Item 4. Controls and Procedures
Disclosure controls and procedures are controls and other procedures that are
designed to ensure that information required to be disclosed in our reports
filed or submitted under the Exchange Act is recorded, processed, summarized and
reported within the time periods specified in the SEC's rules and forms.
Disclosure controls and procedures include, without limitation, controls and
procedures designed to ensure that information required to be disclosed in
company reports filed or submitted under the Exchange Act is accumulated and
communicated to management, including our Chief Executive Officer and Chief
Financial Officer, to allow timely decisions regarding required disclosure.
As required by Rules
13a-15
and
15d-15
under the Exchange Act, our Chief Executive Officer and Chief Financial Officer
carried out an evaluation of the effectiveness of the design and operation of
our disclosure controls and procedures as of June 30, 2021. Based upon their
evaluation, our Chief Executive Officer and Chief Financial Officer concluded
that our disclosure controls and procedures (as defined in Rules
13a-15(e)
and
15d-15(e)
under the Exchange Act) were not effective as of June 30, 2021 due to a material
weakness in internal control over financial reporting for the year ended
December 31, 2020, which was disclosed in our Form 10-K/A. We have committed
significant effort and resources to the remediation and improvement of our
internal control over financial reporting. While we have processes to properly
identify and evaluate the appropriate accounting technical pronouncements and
other literature for all significant or unusual transactions, we are improving
these processes to ensure that the nuances of such transactions are effectively
evaluated in the context of the increasingly complex accounting standards.

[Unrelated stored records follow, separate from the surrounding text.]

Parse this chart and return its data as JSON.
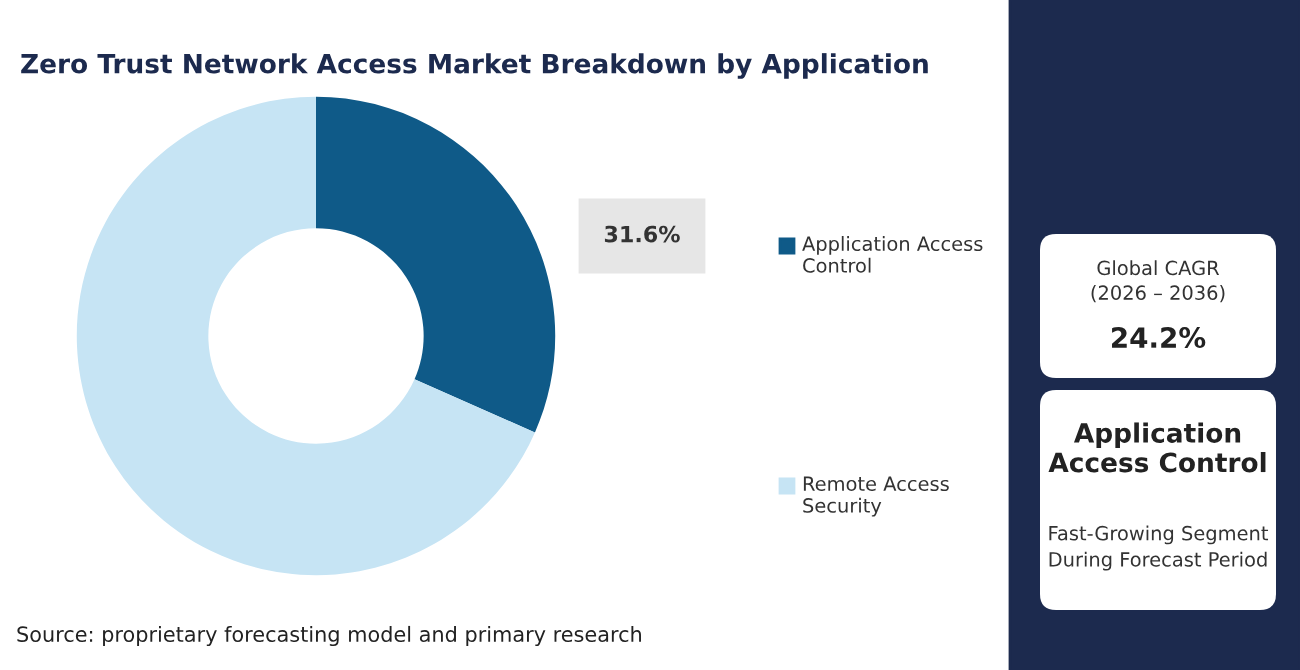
{
  "chart_data": {
    "type": "donut",
    "title": "Zero Trust Network Access Market Breakdown by Application",
    "categories": [
      "Application Access Control",
      "Remote Access Security"
    ],
    "values": [
      31.6,
      68.4
    ],
    "colors": [
      "#0f5a88",
      "#c6e4f4"
    ],
    "value_labels": [
      "31.6%",
      null
    ],
    "legend": "right",
    "annotations": [
      "Source: proprietary forecasting model and primary research",
      "Global CAGR\n(2026 – 2036)",
      "24.2%",
      "Application\nAccess Control",
      "Fast-Growing Segment\nDuring Forecast Period"
    ]
  }
}
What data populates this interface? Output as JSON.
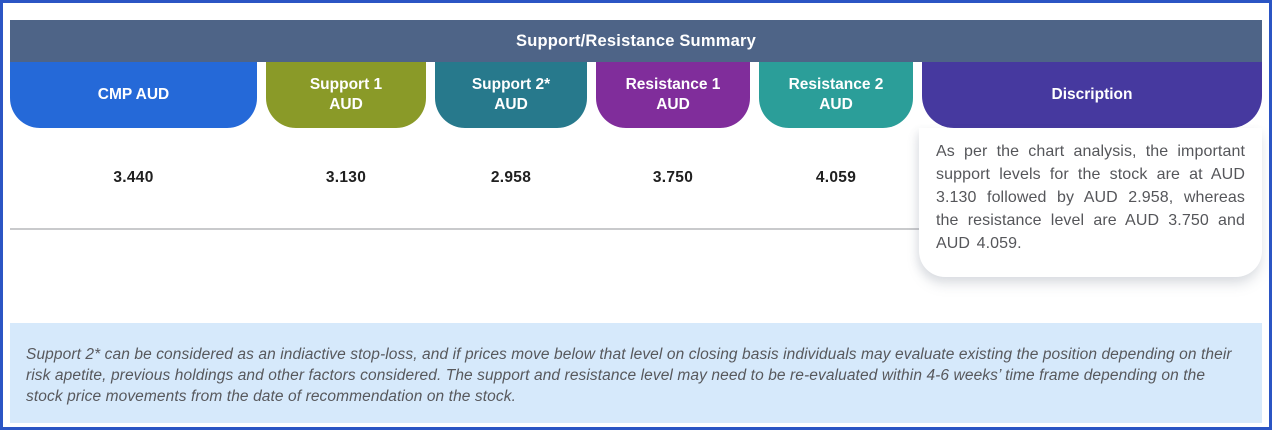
{
  "window": {
    "border_color": "#2b55c4"
  },
  "header": {
    "title": "Support/Resistance Summary",
    "bg_color": "#4e6487",
    "text_color": "#ffffff"
  },
  "columns": [
    {
      "label": "CMP AUD",
      "value": "3.440",
      "color": "#2569d8"
    },
    {
      "label": "Support 1",
      "label2": "AUD",
      "value": "3.130",
      "color": "#8a9a28"
    },
    {
      "label": "Support 2*",
      "label2": "AUD",
      "value": "2.958",
      "color": "#27798c"
    },
    {
      "label": "Resistance 1",
      "label2": "AUD",
      "value": "3.750",
      "color": "#802d9b"
    },
    {
      "label": "Resistance 2",
      "label2": "AUD",
      "value": "4.059",
      "color": "#2b9e99"
    }
  ],
  "description": {
    "header": "Discription",
    "header_color": "#46399f",
    "body": "As per the chart analysis, the important support levels for the stock are at AUD 3.130 followed by AUD 2.958, whereas the resistance level are AUD 3.750 and AUD 4.059."
  },
  "footnote": {
    "bg_color": "#d6e9fb",
    "text": "Support 2* can be considered as an indiactive stop-loss, and if prices move below that level on closing basis individuals may evaluate existing the position depending on their risk apetite, previous holdings and other factors considered. The support and resistance level may need to be re-evaluated within 4-6 weeks’ time frame depending on the stock price movements from  the date of recommendation on the stock."
  }
}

Specifically, we plan to provide enhanced access to accounting literature and
research materials and consult with third party professionals regarding complex
accounting matters. The elements of our remediation plan can only be
accomplished over time and will be continually reviewed to determine that it is
achieving its objectives. We cannot guarantee that these initiatives will
ultimately have the intended effects.
Internal Control over Financial Reporting
This Quarterly Report on Form 10-Q does not include a report of management's
assessment regarding internal control over financial reporting or an attestation
report of our registered public accounting firm due to a transition period
established by rules of the SEC for newly public companies; however, in light of
management's conclusion, following a review of the Company Warrants in
connection with the SEC Staff Statement, to reclassify the Company Warrants, our
internal control over financial reporting did not result in sufficient risk
assessment of the underlying accounting for certain financial instruments which
we determined to be a material weakness.
During the most recently completed fiscal quarter, there has been no change that
has materially affected, or is reasonably likely to materially affect, our
internal control over financial reporting. The Business Combination was
consummated in the quarter ending September 30, 2021.